Closed bensandee closed 6 years ago
I really wanted to avoid providing optional configuration parameters and default fallbacks with nullability, and given that this can be achieved with the consumer, it makes this just a convenience that would risk muddying up the implementation.
I certainly understand the desire to keep the API surface area lean, but using observeOn
simply masks the issue and doesn't prevent the results from being dropped onto the main thread first. To call it a convenience isn't really accurate. One could argue whether there's sufficient performance need for these overloads in any given situation, but really that should be up to each app developer to decide.
No worries though, I'll maintain my fork over at https://github.com/tbsandee/rx-tasks for now in case anyone else needs the overloads.
I was taking another look at this, and reading into the documentation for the Tasks API, which does actually offer an option for an Executor
which this library ignores (I was previously of the opinion it would be duplicating observeOn
), thus it would make sense to provide this functionality.
That being said, I'm not happy with including nullability, and I'd like to consider an alternative approach, perhaps with a default parameter or overloaded API. I'll create a new issue for this.

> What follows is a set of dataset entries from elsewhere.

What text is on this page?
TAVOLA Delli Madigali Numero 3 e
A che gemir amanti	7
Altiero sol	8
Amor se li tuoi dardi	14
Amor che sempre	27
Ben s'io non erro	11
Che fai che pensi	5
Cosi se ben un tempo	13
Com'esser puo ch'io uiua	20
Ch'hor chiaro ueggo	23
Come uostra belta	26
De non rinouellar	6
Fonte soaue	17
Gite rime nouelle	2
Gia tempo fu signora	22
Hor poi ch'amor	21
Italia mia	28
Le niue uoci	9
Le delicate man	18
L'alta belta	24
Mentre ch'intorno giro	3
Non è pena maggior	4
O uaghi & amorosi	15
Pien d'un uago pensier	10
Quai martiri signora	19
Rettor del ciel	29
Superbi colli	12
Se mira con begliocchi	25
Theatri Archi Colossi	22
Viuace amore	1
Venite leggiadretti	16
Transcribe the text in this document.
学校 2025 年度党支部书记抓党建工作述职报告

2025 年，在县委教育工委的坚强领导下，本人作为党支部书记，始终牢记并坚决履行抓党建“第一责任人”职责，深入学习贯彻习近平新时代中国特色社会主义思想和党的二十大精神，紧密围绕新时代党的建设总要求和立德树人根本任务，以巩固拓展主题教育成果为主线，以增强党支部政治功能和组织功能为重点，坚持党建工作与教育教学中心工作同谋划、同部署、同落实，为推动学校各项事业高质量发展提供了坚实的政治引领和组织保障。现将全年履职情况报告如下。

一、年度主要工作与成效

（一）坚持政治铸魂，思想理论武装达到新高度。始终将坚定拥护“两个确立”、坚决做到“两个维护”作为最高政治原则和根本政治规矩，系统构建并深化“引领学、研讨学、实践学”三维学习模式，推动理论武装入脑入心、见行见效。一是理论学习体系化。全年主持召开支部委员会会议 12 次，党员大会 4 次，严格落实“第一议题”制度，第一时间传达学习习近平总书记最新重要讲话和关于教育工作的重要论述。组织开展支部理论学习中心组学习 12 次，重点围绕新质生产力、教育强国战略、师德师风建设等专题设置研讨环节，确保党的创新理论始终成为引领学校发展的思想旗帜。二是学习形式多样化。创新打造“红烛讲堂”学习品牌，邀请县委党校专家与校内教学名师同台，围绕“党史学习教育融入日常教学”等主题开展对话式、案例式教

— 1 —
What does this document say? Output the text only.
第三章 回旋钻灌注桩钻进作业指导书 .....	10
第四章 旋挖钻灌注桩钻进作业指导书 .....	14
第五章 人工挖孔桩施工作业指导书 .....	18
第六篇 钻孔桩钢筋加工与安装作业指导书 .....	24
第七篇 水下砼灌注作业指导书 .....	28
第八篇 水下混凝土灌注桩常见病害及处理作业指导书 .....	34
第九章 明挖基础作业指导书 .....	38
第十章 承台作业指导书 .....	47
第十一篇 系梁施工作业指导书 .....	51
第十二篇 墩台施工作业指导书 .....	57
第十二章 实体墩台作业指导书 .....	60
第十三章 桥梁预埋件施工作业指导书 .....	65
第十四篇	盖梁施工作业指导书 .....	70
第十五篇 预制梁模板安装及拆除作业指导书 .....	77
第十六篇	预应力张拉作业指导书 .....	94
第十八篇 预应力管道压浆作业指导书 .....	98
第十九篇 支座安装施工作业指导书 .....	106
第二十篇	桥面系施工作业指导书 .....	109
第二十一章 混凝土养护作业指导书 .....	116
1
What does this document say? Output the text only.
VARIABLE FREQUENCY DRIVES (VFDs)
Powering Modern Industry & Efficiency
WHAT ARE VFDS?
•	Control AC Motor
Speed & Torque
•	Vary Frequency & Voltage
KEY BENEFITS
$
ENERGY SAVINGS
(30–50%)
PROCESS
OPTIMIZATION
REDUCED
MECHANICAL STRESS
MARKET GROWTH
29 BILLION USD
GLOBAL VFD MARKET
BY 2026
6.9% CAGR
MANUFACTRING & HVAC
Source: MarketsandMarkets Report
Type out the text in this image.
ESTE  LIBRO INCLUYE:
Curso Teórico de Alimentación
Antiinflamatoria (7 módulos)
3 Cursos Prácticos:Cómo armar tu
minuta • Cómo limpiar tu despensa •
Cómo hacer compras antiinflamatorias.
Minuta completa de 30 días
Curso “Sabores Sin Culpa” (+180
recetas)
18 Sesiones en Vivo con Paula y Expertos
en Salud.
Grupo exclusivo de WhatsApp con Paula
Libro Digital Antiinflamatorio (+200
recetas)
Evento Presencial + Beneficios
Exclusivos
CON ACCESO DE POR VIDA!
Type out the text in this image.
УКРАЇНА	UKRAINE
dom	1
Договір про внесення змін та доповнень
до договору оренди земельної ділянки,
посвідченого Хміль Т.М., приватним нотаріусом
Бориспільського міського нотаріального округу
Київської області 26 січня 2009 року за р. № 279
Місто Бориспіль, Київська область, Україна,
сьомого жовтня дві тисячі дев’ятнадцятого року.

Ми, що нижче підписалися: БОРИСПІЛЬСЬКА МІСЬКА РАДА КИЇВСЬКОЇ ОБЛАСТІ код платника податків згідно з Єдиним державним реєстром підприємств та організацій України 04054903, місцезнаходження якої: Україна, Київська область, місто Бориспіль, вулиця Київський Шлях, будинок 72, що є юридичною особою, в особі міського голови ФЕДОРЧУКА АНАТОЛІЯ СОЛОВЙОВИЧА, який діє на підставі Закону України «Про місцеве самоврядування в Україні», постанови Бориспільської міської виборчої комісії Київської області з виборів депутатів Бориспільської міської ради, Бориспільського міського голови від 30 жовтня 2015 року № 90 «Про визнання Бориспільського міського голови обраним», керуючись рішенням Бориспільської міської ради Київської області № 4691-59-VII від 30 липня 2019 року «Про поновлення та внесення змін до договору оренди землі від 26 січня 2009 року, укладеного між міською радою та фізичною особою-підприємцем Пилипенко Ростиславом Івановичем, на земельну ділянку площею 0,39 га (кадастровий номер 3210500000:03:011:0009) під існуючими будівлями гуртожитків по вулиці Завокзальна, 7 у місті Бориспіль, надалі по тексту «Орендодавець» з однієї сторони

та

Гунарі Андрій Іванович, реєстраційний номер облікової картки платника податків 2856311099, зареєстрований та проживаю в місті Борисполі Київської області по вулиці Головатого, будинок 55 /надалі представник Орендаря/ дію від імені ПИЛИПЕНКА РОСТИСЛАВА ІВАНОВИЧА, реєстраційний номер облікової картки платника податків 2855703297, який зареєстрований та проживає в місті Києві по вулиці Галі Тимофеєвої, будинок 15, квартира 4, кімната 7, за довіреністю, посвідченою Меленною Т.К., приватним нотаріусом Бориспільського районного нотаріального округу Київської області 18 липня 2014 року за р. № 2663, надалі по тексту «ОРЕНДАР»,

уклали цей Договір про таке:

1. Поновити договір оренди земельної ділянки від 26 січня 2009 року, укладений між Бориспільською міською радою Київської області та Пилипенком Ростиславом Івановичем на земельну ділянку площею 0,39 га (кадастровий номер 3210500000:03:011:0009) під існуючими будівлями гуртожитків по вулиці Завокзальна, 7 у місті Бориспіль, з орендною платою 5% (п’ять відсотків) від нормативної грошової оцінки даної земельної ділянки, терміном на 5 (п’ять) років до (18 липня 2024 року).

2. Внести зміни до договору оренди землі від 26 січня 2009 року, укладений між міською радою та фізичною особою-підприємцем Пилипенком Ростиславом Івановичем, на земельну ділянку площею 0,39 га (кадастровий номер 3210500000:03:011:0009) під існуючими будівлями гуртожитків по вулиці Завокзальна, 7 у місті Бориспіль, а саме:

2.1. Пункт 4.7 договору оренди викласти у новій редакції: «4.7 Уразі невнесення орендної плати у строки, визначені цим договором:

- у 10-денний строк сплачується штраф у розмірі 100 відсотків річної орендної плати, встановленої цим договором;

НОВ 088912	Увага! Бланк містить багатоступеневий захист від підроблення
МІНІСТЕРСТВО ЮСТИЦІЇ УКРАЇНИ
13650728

My nullability fix was there to support when the Tasks API emits null values (allowed) and the user uses a Completable
. It doesn't propagate null values into the Rx stream, nor should it.
I'm referring to the Scheduler
being a nullable val
Fair enough, it's your party.
This should be available with version 2.2.0
Allow specifying the scheduler when observing task results to directly receive task results on thread other than main thread.